Con un export per 371 milioni, 344mila paia di sci made in Italy venduti nel mondo, la Francia è il nostro primo cliente seguita dagli Usa, e nonostante l'impatto che "preoccupa" dei dazi americani, "in attesa delle medaglie degli atleti italiani alle Olimpiadi di Milano Cortina 2026 il nostro Paese ha già conquistato il podio in Europa per l'export di prodotti per lo sci".

L'analisi è di Confartigianato che, in coincidenza con le olimpiadi invernali in Italia, ha messo sotto esame questa nicchia "di eccellenza" del made in Italy contando 1.740 imprese con oltre 14mila dipendenti.

"Nel 2025 - rileva la confederazione di artigiani e piccole imprese - le nostre vendite all'estero in questo settore raggiungono i 371 milioni di euro, collocandoci al secondo posto nell'Ue, dietro all'Austria, mentre conquistiamo addirittura il primato europeo per le esportazioni di calzature da sci con un valore di 222 milioni".

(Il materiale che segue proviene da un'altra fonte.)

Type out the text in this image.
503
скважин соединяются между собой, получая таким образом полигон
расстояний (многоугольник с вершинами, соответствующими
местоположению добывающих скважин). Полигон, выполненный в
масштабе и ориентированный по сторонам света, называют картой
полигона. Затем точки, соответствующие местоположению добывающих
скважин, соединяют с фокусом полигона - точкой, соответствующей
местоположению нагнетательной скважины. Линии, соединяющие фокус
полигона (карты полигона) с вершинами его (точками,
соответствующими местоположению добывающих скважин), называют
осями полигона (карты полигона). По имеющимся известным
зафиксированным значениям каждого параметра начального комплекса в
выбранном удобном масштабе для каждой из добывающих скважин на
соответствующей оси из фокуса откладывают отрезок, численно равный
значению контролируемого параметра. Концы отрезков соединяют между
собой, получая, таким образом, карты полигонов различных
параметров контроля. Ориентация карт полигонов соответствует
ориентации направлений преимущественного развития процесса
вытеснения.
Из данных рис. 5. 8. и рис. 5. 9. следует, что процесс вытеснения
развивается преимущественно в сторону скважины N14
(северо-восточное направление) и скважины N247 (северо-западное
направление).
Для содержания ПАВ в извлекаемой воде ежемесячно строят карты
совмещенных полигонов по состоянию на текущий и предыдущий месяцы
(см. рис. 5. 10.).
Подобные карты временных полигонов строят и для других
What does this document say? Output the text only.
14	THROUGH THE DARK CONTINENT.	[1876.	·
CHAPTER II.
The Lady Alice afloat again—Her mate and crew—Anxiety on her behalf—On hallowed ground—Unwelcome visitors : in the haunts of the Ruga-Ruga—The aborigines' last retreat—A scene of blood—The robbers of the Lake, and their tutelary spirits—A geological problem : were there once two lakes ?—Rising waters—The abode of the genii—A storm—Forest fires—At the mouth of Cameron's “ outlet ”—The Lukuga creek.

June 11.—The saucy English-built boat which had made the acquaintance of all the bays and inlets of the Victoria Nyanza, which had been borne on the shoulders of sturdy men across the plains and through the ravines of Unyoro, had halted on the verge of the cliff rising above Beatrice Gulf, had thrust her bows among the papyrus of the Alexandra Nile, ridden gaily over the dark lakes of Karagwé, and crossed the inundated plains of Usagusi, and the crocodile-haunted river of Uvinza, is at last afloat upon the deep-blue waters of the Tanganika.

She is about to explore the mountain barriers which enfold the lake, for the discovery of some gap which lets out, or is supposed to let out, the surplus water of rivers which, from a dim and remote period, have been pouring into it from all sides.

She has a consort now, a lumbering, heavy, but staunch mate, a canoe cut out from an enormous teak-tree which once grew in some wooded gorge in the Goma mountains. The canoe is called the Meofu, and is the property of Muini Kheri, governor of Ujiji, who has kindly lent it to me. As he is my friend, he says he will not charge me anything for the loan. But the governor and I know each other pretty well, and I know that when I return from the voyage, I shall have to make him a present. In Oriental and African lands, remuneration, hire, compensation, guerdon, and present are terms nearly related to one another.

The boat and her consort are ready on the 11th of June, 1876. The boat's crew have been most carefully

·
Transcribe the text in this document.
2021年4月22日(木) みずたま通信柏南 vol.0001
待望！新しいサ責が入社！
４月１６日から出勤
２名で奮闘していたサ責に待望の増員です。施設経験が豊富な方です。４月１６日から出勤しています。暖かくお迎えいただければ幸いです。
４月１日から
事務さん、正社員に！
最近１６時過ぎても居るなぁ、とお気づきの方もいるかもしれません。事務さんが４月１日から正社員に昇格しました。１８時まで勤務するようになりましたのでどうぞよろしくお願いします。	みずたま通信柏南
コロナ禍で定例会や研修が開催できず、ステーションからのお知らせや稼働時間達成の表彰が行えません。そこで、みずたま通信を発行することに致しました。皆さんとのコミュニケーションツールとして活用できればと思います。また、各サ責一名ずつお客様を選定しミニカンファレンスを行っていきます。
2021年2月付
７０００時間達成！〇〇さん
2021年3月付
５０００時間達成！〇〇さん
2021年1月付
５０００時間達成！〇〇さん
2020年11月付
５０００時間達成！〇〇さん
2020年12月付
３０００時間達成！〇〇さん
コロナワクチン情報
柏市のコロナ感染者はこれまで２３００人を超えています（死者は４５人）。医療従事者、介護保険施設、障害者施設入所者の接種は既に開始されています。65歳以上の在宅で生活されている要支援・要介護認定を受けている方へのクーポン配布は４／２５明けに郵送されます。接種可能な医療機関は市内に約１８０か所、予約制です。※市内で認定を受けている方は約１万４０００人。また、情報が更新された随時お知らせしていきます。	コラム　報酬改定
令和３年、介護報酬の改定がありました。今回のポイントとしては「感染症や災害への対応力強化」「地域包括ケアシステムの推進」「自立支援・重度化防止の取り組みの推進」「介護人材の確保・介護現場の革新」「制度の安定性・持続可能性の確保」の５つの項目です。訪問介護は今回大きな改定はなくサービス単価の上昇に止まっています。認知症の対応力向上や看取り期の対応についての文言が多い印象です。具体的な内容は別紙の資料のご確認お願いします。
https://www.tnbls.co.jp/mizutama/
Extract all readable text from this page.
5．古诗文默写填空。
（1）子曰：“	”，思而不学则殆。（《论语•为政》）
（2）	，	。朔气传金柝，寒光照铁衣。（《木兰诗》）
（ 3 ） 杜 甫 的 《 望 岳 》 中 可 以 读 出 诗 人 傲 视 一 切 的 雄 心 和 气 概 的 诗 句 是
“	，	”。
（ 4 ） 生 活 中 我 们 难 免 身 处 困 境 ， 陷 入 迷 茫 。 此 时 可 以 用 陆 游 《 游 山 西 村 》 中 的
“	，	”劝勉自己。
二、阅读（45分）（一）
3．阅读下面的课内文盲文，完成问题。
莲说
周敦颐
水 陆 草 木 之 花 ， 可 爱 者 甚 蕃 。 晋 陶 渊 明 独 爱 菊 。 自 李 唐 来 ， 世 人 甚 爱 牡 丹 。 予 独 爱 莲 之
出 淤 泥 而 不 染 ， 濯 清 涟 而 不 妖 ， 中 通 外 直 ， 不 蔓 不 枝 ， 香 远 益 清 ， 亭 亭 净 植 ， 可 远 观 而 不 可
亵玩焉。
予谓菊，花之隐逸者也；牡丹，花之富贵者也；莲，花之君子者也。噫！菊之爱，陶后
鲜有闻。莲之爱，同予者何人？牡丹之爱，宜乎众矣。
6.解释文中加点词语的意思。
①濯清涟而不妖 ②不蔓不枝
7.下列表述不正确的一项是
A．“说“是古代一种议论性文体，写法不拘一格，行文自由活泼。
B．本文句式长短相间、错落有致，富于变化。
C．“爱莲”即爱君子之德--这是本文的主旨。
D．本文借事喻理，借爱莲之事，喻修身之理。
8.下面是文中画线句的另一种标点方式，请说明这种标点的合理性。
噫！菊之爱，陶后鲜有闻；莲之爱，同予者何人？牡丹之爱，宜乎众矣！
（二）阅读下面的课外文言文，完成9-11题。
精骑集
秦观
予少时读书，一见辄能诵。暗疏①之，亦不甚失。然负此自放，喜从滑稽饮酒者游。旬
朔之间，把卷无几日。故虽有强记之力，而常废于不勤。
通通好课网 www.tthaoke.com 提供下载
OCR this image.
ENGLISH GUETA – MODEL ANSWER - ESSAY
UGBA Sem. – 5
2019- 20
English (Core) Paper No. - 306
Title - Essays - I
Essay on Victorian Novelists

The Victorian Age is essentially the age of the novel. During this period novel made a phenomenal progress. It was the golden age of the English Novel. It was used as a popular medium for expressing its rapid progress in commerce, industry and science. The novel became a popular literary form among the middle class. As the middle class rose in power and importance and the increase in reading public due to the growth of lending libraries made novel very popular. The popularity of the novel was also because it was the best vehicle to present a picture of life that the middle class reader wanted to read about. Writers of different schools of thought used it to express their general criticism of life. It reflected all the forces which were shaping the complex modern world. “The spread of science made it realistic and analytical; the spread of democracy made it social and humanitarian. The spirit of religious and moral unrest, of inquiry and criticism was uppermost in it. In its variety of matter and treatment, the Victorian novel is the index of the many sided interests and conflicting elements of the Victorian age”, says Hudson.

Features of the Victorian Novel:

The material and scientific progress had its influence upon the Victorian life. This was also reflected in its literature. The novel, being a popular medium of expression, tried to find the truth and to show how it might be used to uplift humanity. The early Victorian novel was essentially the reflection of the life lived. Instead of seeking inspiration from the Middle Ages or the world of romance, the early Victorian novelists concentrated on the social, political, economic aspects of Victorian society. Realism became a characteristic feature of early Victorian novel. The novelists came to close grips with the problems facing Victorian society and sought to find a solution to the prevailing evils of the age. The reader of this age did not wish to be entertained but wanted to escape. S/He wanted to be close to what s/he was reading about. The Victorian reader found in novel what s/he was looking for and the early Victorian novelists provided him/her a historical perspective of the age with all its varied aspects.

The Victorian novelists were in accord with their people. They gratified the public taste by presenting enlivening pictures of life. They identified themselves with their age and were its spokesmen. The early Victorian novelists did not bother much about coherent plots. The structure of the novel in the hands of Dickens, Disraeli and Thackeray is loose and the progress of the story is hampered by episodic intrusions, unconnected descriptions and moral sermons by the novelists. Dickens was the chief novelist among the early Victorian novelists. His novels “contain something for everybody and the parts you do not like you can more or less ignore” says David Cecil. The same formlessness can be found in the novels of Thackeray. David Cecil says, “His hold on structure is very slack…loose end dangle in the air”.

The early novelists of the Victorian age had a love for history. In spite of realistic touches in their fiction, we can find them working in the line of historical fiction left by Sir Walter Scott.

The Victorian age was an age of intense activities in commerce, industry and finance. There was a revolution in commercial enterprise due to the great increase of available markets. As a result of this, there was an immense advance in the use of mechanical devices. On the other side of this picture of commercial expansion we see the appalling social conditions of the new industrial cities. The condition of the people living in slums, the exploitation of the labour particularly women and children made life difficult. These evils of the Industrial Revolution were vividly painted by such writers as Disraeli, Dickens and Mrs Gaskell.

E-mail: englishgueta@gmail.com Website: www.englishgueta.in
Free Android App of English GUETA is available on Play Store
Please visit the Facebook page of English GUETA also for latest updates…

Confartigianato rileva che "l'Italia detiene una quota del 16% dell'export Ue di prodotti per lo sci, mentre nel segmento delle calzature da sci arriviamo al 27,3% del totale Ue. In pratica, lo scorso anno abbiamo venduto sui mercati mondiali 344mila paia di sci, di cui 318mila per sci alpini, 15mila per sci da salto e 12mila per sci da fondo, a cui si aggiungono 13mila tra monosci e snowboard".